AMD Radeon RX 7000 cards reportedly not using PCIe Gen5 “12VHPWR” connector

Published: Oct 25th 2022, 11:25 GMT   Comments

No 12VHPWR connector on RDNA3 GPUs?

Multiple sources now claim that AMD will not be adding a new PCIe Gen5 power connector to its new Radeon GPUs. 

Update:

Scott Herkelman (General Manager for AMD Radeon) confirms RDNA3 GPUs will not use this connector:

Original story:

Kyle Bennett recently revealed RDNA3 Navi 31 GPU will support unannounced (at the time) DisplayPort 2.1 specifications, only for the VESA consortium to formally announce 2.1 specs a few days later.

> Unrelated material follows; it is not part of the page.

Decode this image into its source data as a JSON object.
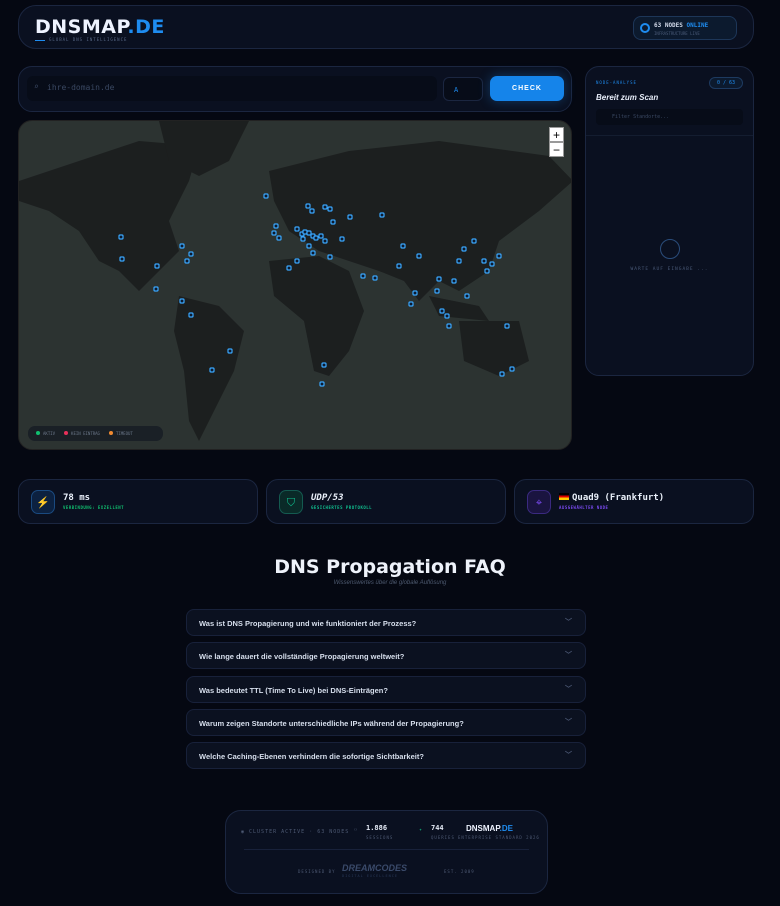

According to Kyle’s sources, AMD is not planning to add PCIe Gen5 power connector to new Navi 31 reference cards, in fact, no board partner card is now confirmed to be using such connector either.

This news comes just as NVIDIA is facing reports about melting 16-pin power connectors on their 450W GeForce RTX 4090 graphics cards. The company adopted a 12-pin power connector for its RTX 30 Founders Edition GPUs back in 2020, only for the new ‘Ada’ series to feature the full implementation with 12+4pin and defined as 12VHPWR spec and offering up to 600W of power.

As a matter of fact, Kyle’s claim is not the only one. It was Angstronomics that was the first to break the news that AMD is not planning to use the new power connector on their reference designs. The company would rely on dual 8-pin power connectors on their Navi 3X-based model:

The reference card appears to have an updated 3-fan design that is slightly taller than the previous generation, with a distinctive 3 red stripe accent on a section of the heatsink fins near the dual 8-pin connectors.

— Angstronomics

The site correctly mentioned 3 red stripes on the reference design, which was revealed by AMD in late August. However, AMD’s official render did not show any power connector:

AMD RDNA3 Reference Design, Source: AMD

There is also a report from Igor’sLAB who revealed a PCB design for the upcoming RDNA3 GPU, possibly a custom variant. That card reportedly features triple 8-pin power connectors. With that in mind, there are now three sources with a relatively good track record claiming that AMD is not using 12VHPWR connector on RDNA3 GPUs.

If these reports turn out true, then NVIDIA will remain the only company using this new high-power connector. And that’s despite Intel and AMD launching new desktop cards almost at the same time.